On trouvera donc, à la suite de chaque texte, les explications des principales difficultés de tous ordres, et une proposition de traduction. Nous aurons atteint notre but si les utilisateurs de ce cahier d'exercices considèrent en effet que ce ne sont là que des propositions, et s'ils sont tentés de leur substituer d'autres solutions. On ne répète plus la formule rebattue des Italiens : traduttore traditore, tant il est admis aujourd'hui que la traduction ne peut être que trahison. Mais tant qu'à trahir, mieux vaut le faire en connaissance de cause, en en assumant tous les risques : le pire serait d'être dupe, et de croire bien faire en toute innocence. Inutile de revenir sur les problèmes généraux de la traduction : la bibliographie est immense . En revanche il faut souligner combien il importe que le traducteur connaisse et domine les deux codes avec lesquels il va jouer : celui de la langue-source, en l'occurrence le latin, et celui de la langue-cible, c'est-à-dire le français. Nous supposons donc ce type de difficulté globalement résolu, et nous n'attirerons l'attention que sur ce qui fait particulièrement problème, en particulier les faits linguistiques propres au latin médiéval - par comparaison avec le latin classique -, ou propres à tel type de texte - le vocabulaire technique, par exemple.
Pourquoi, et pour qui traduire ? La réponse à ces questions conditionnera évidemment le style de la traduction qui, comme tout type de rédaction, s'inscrit dans un système culturel dont la rhétorique n'est que l'une des marques d'expression. Nous partirons du principe, ici, que l'objectif à atteindre est la traduction de type universitaire, laquelle entend restituer tout le sens du texte, lui rester fidèle autant que possible dans le niveau de langue, les modes de discours, les procédés rhétoriques, et même, autant que faire ce peut - et c'est là le plus difficile - par-delà les dénotations, dans les connotations. Lorsqu'on a compris un texte latin, le plus difficile reste à faire : trouver les mots et les procédés du français qui en restituent l'esprit, sinon la lettre. On a pu comparer l'exercice de traduction au supplice que le brigand Procuste infligeait aux voyageurs qu'il capturait, étendant les grands sur un petit lit et coupant les extrémités des membres qui en dépassaient, et écartelant au contraire les petits sur son grand lit ; on peut aussi prendre des images moins terrifiantes, et voir dans les exigences de la traduction la recherche désespérée de la quadrature du cercle, ou bien encore la couverture que le dormeur remonte sur ses épaules au risque de se découvrir les pieds, et ainsi de suite. Bref on ne peut jamais conserver tout le sens, ne serait-ce que parce que toucher à la forme, c'est aussi forcément toucher au sens. Il faudra donc faire au mieux, lequel ne sera jamais la perfection.

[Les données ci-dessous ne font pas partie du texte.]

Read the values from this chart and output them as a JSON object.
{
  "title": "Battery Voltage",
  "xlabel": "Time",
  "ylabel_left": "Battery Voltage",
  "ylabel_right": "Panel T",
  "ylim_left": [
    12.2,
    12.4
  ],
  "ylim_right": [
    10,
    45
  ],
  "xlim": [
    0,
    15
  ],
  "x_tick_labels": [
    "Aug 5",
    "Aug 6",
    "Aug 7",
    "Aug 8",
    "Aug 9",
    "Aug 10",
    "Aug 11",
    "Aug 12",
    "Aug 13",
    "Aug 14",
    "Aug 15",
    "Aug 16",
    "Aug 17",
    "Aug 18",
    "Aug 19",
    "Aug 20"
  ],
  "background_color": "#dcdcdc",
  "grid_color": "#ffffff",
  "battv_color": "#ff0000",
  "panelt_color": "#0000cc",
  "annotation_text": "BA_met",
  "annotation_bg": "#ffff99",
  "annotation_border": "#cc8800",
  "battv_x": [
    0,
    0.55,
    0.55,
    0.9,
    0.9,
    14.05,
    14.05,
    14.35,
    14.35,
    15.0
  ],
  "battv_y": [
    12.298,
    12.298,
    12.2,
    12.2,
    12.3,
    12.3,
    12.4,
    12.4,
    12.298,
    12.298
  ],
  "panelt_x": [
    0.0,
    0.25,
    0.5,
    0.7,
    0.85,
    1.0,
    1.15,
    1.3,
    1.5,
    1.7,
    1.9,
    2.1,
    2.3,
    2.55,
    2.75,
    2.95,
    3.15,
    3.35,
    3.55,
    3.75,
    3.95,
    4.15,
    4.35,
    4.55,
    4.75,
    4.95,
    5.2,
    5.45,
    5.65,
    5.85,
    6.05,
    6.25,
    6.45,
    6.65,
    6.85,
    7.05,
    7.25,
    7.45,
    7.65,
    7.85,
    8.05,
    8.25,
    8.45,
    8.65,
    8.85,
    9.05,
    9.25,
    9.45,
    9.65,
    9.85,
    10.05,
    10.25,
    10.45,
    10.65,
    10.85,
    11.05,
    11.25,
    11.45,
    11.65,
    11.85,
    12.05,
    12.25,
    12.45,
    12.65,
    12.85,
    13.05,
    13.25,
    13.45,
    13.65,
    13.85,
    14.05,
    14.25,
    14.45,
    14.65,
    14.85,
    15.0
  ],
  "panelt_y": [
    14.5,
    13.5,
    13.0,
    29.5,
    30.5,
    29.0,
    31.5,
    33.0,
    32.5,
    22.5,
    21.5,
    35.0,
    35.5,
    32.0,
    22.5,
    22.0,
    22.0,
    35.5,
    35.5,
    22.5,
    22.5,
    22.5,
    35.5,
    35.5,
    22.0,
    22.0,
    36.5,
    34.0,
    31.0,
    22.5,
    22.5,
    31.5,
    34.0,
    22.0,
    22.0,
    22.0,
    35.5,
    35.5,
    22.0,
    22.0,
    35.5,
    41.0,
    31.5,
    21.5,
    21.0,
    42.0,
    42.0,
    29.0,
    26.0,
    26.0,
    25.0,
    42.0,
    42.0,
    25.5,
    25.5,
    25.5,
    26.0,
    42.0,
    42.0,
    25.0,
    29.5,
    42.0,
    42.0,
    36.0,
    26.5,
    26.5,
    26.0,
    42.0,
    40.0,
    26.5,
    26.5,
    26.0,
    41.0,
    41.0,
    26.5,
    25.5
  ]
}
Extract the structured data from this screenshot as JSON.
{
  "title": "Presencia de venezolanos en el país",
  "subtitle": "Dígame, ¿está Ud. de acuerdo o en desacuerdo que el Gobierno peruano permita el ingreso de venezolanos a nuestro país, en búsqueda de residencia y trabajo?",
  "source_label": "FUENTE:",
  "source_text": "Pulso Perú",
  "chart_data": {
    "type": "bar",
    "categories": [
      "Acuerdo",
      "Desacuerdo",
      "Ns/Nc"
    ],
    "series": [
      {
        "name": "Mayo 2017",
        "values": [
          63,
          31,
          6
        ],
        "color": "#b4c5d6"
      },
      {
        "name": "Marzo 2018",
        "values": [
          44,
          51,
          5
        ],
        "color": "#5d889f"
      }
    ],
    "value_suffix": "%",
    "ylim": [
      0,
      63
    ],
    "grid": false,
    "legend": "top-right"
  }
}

Avant de passer à une série de conseils pratiques, énonçons un principe de base : ne jamais écrire une traduction avant d'avoir parfaitement compris le sens du texte latin. Autrement dit ne pas transcrire le latin mot à mot, car cette ébauche maladroite constituerait définitivement un écran entre le texte-source et le texte-cible. Il faut se fier au vieux principe de Boileau : « Ce qui se conçoit bien s'énonce clairement, et les mots pour le dire vous viennent aisément ». Une fois parfaitement compris le sens d'une phrase, il est en général peu difficile de trouver son meilleur équivalent français ; au moins ne risque-t-on plus de commettre de contresens.<:p>

1. Vers la compréhension du texte latin
a) Lire plusieurs fois le texte, afin de s'imprégner de la structure des phrases, de repérer les champs lexicaux, les effets rhétoriques éventuels, de jauger les difficultés. Ouvrir le dictionnaire le plus tard possible. De lecture en lecture, faire des repérages, en partant de la macrostructure, jusqu'à la microstructure : souligner d'abord, ou tout au moins relever mentalement, les liaisons logiques, les conjonctions de subordination et le verbe qu'elles gouvernent, les propositions infinitives, les ablatifs absolus, puis les groupes sujets et compléments d'objet direct. C'est ce qu'en langage scolaire on appelle « construire les phrases », l'expression exacte étant plutôt « repérer la constructions des phrases », ou en faire l'analyse syntaxique. Il faut réussir à dégager d'abord la proposition principale et les propositions subordonnées, ainsi que les relations qui les unissent. Il ne faut pas hésiter à recopier les propositions sous forme de tableaux ou de colonnes (voir un exemple p ; ***), ou à les souligner de différentes couleurs. 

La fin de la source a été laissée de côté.